Solitary, Poor, Nasty, Brutish, and Short
All of which brings me back 'round full circle. The individual life, the "natural life" described by Hobbes, and a century later by Thomas Paine, is the life of loners to whom the benefits of society are denied. This is the life to which wingnuts like Ron Paul wish to consign us all. A life circumscribed by scarcity, poverty, brutality, this is the natural conclusion inherent in the dissolution of the ties that bind us, each to each, in a civilized society. I forego my natural right to use my size and strength to take the things I need for survival in trade for the right to have the guarantee of food and shelter as minimal necessities.

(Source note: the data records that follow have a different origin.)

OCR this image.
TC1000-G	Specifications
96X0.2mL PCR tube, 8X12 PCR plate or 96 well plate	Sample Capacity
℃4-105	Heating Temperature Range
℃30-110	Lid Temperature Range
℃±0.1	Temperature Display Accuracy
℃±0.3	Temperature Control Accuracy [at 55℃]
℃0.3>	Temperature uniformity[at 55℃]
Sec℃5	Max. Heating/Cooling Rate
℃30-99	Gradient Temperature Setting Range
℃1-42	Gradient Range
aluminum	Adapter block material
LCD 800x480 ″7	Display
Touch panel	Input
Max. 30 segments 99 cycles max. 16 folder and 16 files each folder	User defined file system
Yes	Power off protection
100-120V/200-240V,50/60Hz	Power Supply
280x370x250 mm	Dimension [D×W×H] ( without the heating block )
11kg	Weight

You give up the right to enforce justice upon those who have wronged you in return for an institution of laws. This is the tradeoff we make when we congregate into a society, and from it we all should receive the promise of a floor of experience below which we do not need fear sinking. Every citizen eats, has shelter, and has the hope of opportunity to improve their lot in a civilized society. For every person who starves, dies of exposure, lies paralyzed by hopelessness, or falls ill and dies from lack of treatment, our standing and our credibility falls by inches in a world in which our poor and middle class are attaining less than generations who came before, and our standard of living is dropping with every dollar hoovered upwards by plutocrats who will never need anything from the government they scorn. That is,until they do.